L'Internet est aujourd'hui devenu l'une des principales menaces pesant sur les espèces rares. Tel est l'opinion de plusieurs organisations de protection de la nature, qui ont mis en garde dimanche contre le développement sans barrière du commerce illégal en ligne, lors de la Convention sur le commerce international des espèces de faune et de flore sauvages menacées d'extinction (CITES) à Doha.

Le commerce en ligne «est l'un des plus grands défis pour la CITES», a expliqué Paul Todd, directeur de campagne à l'ONG International Fund for Animal Welfare (IFAW). «L'Internet est en train de devenir le facteur dominant dans le commerce mondial des espèces protégées (...) Il viendra un temps où le commerce de pays à pays entre gros vendeurs et gros acheteurs sera du passé».

L'impact de l'Internet a été mis en lumière dimanche à la CITES par le biais de deux propositions concernant des espèces menacés: le triton tacheté de Kaiser, une espèce de salamandre du Moyen-Orient, et les coraux rouges précieux.

Les délégués ont ainsi voté l'interdiction du commerce du triton tacheté de Kaiser, une espèce qui, selon le Fonds mondial pour la nature (WWF), a été dévastée par le commerce sur l'Internet.
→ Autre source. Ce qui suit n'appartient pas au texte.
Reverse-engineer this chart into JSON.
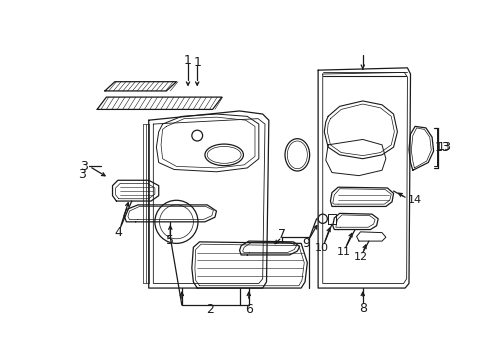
{
  "bg_color": "#ffffff",
  "line_color": "#1a1a1a",
  "figsize": [
    4.9,
    3.6
  ],
  "dpi": 100
}
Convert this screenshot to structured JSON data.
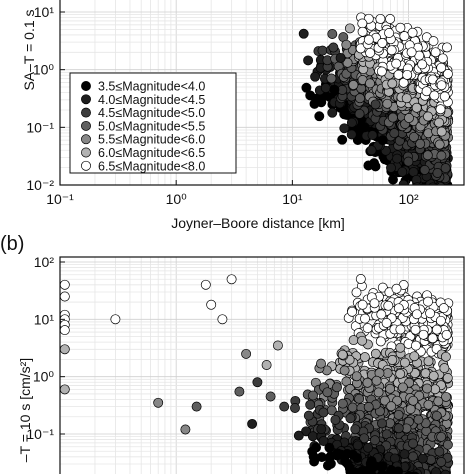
{
  "chart_data": [
    {
      "type": "scatter",
      "panel_label": "",
      "xlabel": "Joyner–Boore distance [km]",
      "ylabel_visible_fragment": "SA–T = 0.1 s",
      "x_scale": "log",
      "y_scale": "log",
      "xlim": [
        0.1,
        300
      ],
      "ylim": [
        0.01,
        30
      ],
      "x_ticks": [
        "10⁻¹",
        "10⁰",
        "10¹",
        "10²"
      ],
      "y_ticks": [
        "10⁻²",
        "10⁻¹",
        "10⁰",
        "10¹"
      ],
      "grid": true,
      "legend_placement": "middle-left",
      "legend": [
        {
          "label": "3.5≤Magnitude<4.0",
          "color": "#000000"
        },
        {
          "label": "4.0≤Magnitude<4.5",
          "color": "#1e1e1e"
        },
        {
          "label": "4.5≤Magnitude<5.0",
          "color": "#3c3c3c"
        },
        {
          "label": "5.0≤Magnitude<5.5",
          "color": "#5f5f5f"
        },
        {
          "label": "5.5≤Magnitude<6.0",
          "color": "#878787"
        },
        {
          "label": "6.0≤Magnitude<6.5",
          "color": "#b2b2b2"
        },
        {
          "label": "6.5≤Magnitude<8.0",
          "color": "#ffffff"
        }
      ],
      "clusters": [
        {
          "mag_class": 0,
          "x_range": [
            12,
            220
          ],
          "y_center_at_x10": 1.5,
          "slope": -1.8,
          "spread_decades": 0.55,
          "count": 220
        },
        {
          "mag_class": 1,
          "x_range": [
            10,
            220
          ],
          "y_center_at_x10": 2.2,
          "slope": -1.7,
          "spread_decades": 0.55,
          "count": 220
        },
        {
          "mag_class": 2,
          "x_range": [
            15,
            220
          ],
          "y_center_at_x10": 3.5,
          "slope": -1.6,
          "spread_decades": 0.5,
          "count": 220
        },
        {
          "mag_class": 3,
          "x_range": [
            20,
            220
          ],
          "y_center_at_x10": 6,
          "slope": -1.5,
          "spread_decades": 0.5,
          "count": 200
        },
        {
          "mag_class": 4,
          "x_range": [
            25,
            220
          ],
          "y_center_at_x10": 9,
          "slope": -1.4,
          "spread_decades": 0.5,
          "count": 200
        },
        {
          "mag_class": 5,
          "x_range": [
            30,
            220
          ],
          "y_center_at_x10": 12,
          "slope": -1.3,
          "spread_decades": 0.45,
          "count": 180
        },
        {
          "mag_class": 6,
          "x_range": [
            35,
            220
          ],
          "y_center_at_x10": 20,
          "slope": -1.1,
          "spread_decades": 0.45,
          "count": 300
        }
      ],
      "points": []
    },
    {
      "type": "scatter",
      "panel_label": "(b)",
      "xlabel": "",
      "ylabel_visible_fragment": "–T = 10 s [cm/s²]",
      "x_scale": "log",
      "y_scale": "log",
      "xlim": [
        0.1,
        300
      ],
      "ylim": [
        0.025,
        100
      ],
      "x_ticks": [],
      "y_ticks": [
        "10⁻¹",
        "10⁰",
        "10¹",
        "10²"
      ],
      "grid": true,
      "clusters": [
        {
          "mag_class": 6,
          "x_range": [
            30,
            220
          ],
          "y_center_at_x10": 25,
          "slope": -0.4,
          "spread_decades": 0.45,
          "count": 420
        },
        {
          "mag_class": 5,
          "x_range": [
            20,
            220
          ],
          "y_center_at_x10": 3,
          "slope": -0.5,
          "spread_decades": 0.45,
          "count": 180
        },
        {
          "mag_class": 4,
          "x_range": [
            15,
            220
          ],
          "y_center_at_x10": 1.2,
          "slope": -0.6,
          "spread_decades": 0.45,
          "count": 180
        },
        {
          "mag_class": 3,
          "x_range": [
            12,
            220
          ],
          "y_center_at_x10": 0.5,
          "slope": -0.7,
          "spread_decades": 0.4,
          "count": 160
        },
        {
          "mag_class": 2,
          "x_range": [
            10,
            220
          ],
          "y_center_at_x10": 0.22,
          "slope": -0.75,
          "spread_decades": 0.35,
          "count": 160
        },
        {
          "mag_class": 1,
          "x_range": [
            10,
            220
          ],
          "y_center_at_x10": 0.12,
          "slope": -0.8,
          "spread_decades": 0.3,
          "count": 140
        },
        {
          "mag_class": 0,
          "x_range": [
            12,
            220
          ],
          "y_center_at_x10": 0.07,
          "slope": -0.8,
          "spread_decades": 0.25,
          "count": 120
        }
      ],
      "points": [
        {
          "x": 0.11,
          "y": 40,
          "m": 6
        },
        {
          "x": 0.11,
          "y": 25,
          "m": 6
        },
        {
          "x": 0.11,
          "y": 12,
          "m": 6
        },
        {
          "x": 0.11,
          "y": 10,
          "m": 6
        },
        {
          "x": 0.11,
          "y": 8,
          "m": 6
        },
        {
          "x": 0.11,
          "y": 6.5,
          "m": 6
        },
        {
          "x": 0.11,
          "y": 3,
          "m": 5
        },
        {
          "x": 0.11,
          "y": 0.6,
          "m": 5
        },
        {
          "x": 0.3,
          "y": 10,
          "m": 6
        },
        {
          "x": 0.7,
          "y": 0.35,
          "m": 4
        },
        {
          "x": 1.2,
          "y": 0.12,
          "m": 4
        },
        {
          "x": 1.5,
          "y": 0.3,
          "m": 3
        },
        {
          "x": 2.0,
          "y": 18,
          "m": 6
        },
        {
          "x": 1.8,
          "y": 40,
          "m": 6
        },
        {
          "x": 3.0,
          "y": 50,
          "m": 6
        },
        {
          "x": 2.5,
          "y": 10,
          "m": 6
        },
        {
          "x": 3.5,
          "y": 0.55,
          "m": 3
        },
        {
          "x": 4.0,
          "y": 2.5,
          "m": 4
        },
        {
          "x": 5.0,
          "y": 0.8,
          "m": 2
        },
        {
          "x": 4.5,
          "y": 0.15,
          "m": 1
        },
        {
          "x": 6.0,
          "y": 1.6,
          "m": 5
        },
        {
          "x": 6.5,
          "y": 0.45,
          "m": 3
        },
        {
          "x": 7.5,
          "y": 3.5,
          "m": 5
        },
        {
          "x": 8.5,
          "y": 0.3,
          "m": 2
        }
      ]
    }
  ],
  "panel_a_extra_points": [
    {
      "x": 23,
      "y": 0.45,
      "m": 0
    },
    {
      "x": 26,
      "y": 1.6,
      "m": 1
    },
    {
      "x": 42,
      "y": 0.1,
      "m": 0
    },
    {
      "x": 48,
      "y": 0.04,
      "m": 1
    },
    {
      "x": 52,
      "y": 0.25,
      "m": 2
    },
    {
      "x": 60,
      "y": 0.06,
      "m": 0
    }
  ]
}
En revanche, une proposition des Etats-Unis et de la Suède visant à réguler le commerce des coraux rouges précieux -utilisés pour fabriquer des bijoux, et très prisés sur le Web- a été rejetée.

L'absence de régulation sur la Toile et la possibilité d'y trouver toutes sortes d'articles -de bébés lions à du vin contenant de l'os de tigre- a considérablement aggravé la situation déjà délicate de nombre d'espèces menacées.
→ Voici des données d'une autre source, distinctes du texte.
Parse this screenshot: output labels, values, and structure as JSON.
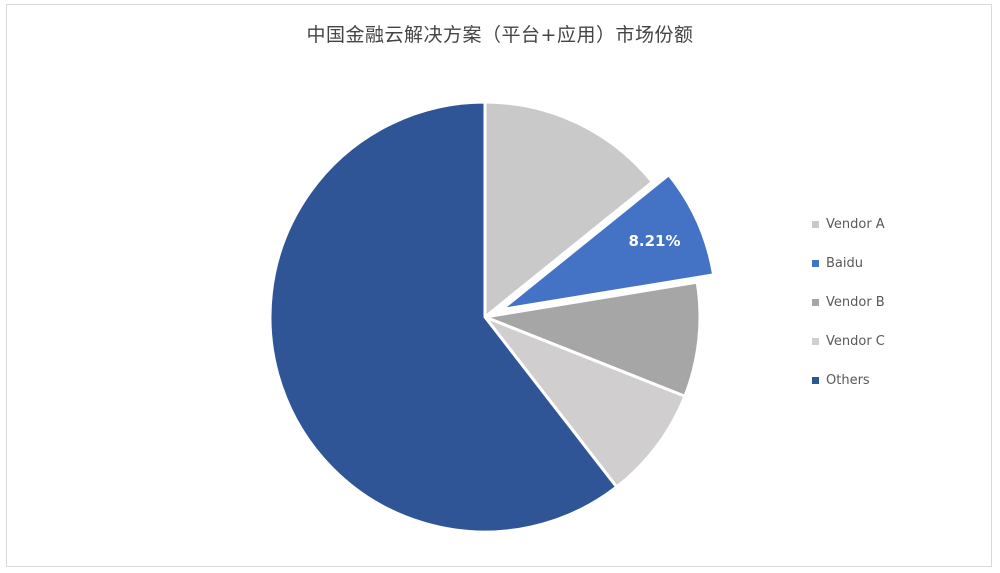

Plusieurs études de l'IFAW ont ainsi montré que plusieurs milliers d'espèces sont vendues en ligne, notamment sur des sites d'enchères et dans des salons de discussions, la plupart du temps aux Etats-Unis, mais aussi en Europe, en Chine, en Russie et en Australie. Ce commerce est souvent illégal et concerne principalement de l'ivoire d'Afrique et des oiseaux exotiques. Sont également vendues des peaux d'animaux protégés, tels que des ours polaires et des léopards.

En 2009, une campagne menée par l'ONG Campaign Against the Cruelty to Animals a mis en lumière la vente illégale de singes capucins, de bébés lions et d'ocelots en Equateur. «L'Internet ne connaissant pas de frontières, cela pose de nouveaux problèmes sur la protection des espèces en danger», souligne l'organisation dans son rapport.

Le triton tacheté de Kaiser est l'exemple type de l'impact que peut avoir Internet sur une espèce déjà en danger. Selon une étude du WWF, cette espèce de salamandre très rare est très prisée sur le Net. Sur le millier de tritons recensés dans le monde, environ 200 sont vendus chaque année en ligne, la plupart du temps par le biais d'un site basé en Ukraine.

«L'Internet lui-même n'est pas la menace, mais c'est un autre moyen de vendre un produit», a souligné dimanche Ernie Cooper, qui a dirigé une enquête sur le triton pour l'organisation TRAFFIC Canada. «Le triton tacheté de Kaiser, par exemple, est cher, mais peu de gens sont près à payer 300 dollars (220 euros) pour une salamandre. Mais, grâce à l'Internet, on peut trouver des acheteurs sur le marché mondial».

Les coraux rouges précieux recouvrent 32 espèces des eaux profondes de Méditerranée et sont pêchés pour fabriquer des bijoux en Italie ou en Chine, selon l'organisation de protection maritime SeaWeb. C'est l'espèce de corail la plus chère et la plus vendue au monde, mais elle ne bénéficie pour autant d'aucune protection internationale.